Name the frame with the prefix el-container followed by a colon and a descriptive name (lowercase, hyphens only):

el-container:name

Examples: el-container:header, el-container:hero, el-container:main-content, el-container:footer, el-container:features, el-container:card.

The name is for your reference and for clarity in the layers panel; Figmentor uses it to create the Elementor container and preserve hierarchy.


How to create in Figma

  1. Create a Frame (F) or use a group. This will be the container.
  2. Name it el-container:your-name (e.g. el-container:header).
  3. Add Auto Layout (Shift+A). Set direction (Horizontal or Vertical), alignment, padding, and gap. Figmentor reads these and maps them to the Elementor container.
  4. Place inside it the elements that belong to this section: buttons, headings, text, images, or nested containers.

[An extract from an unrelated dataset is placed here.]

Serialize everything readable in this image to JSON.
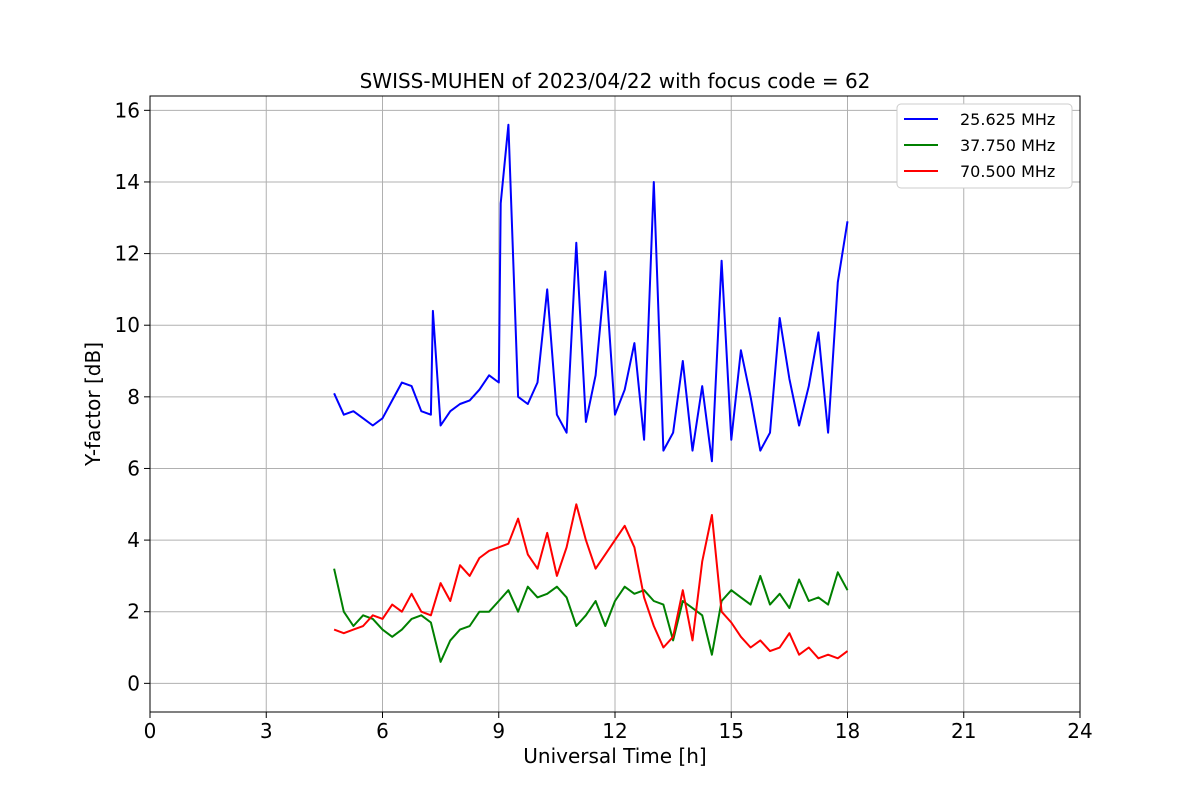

Containers can be nested: e.g. el-container:header can contain el-image:logo and el-container:nav, which in turn contains el-button:contact. The same nesting is preserved in Elementor.


What carries over

Figmentor reads the following from the container frame and applies them to the Elementor Container:

FigmaElementor
Auto Layout direction (Horizontal / Vertical)Flex direction: row / column
Primary axis alignment (Min, Center, Max, Space between, Space around)Justify content
Counter axis alignment (Min, Center, Max, Stretch)Align items
Padding (top, right, bottom, left)Container padding
Gap between itemsContainer gap
Fill (solid, gradient, image)Background color / gradient / image
StrokeBorder
Child order and nestingSame structure in Elementor

For the full Auto Layout → Elementor mapping, see Auto Layout. For fills and strokes, see Styles & Properties.


Common patterns

Header (row)

Frame named el-container:header, Auto Layout Horizontal, with padding and gap. Children: logo image, nav container or buttons. Becomes a horizontal bar in Elementor with the same spacing.

Hero (column)

Frame named el-container:hero, Auto Layout Vertical, centered. Children: heading, text, button. Becomes a vertical, centered section in Elementor.

Footer

Frame named el-container:footer with copyright text and social icons. Direction and alignment define how they sit (e.g. space-between for copyright on the left, icons on the right).

Layers example
📄 Home ├── el-container:header │ ├── el-image:logo │ └── el-button:contact ├── el-container:hero │ ├── el-heading:title │ ├── el-text-editor:subtitle │ └── el-button:cta └── el-container:footer

Best practices

  • Always add Auto Layout to container frames so direction, padding, and gap are exported.
  • Use descriptive names (el-container:hero, el-container:features) so the structure is clear in both Figma and Elementor.
  • Keep a single root frame for the page; place all sections (header, hero, footer, etc.) inside it as direct or nested el-container children.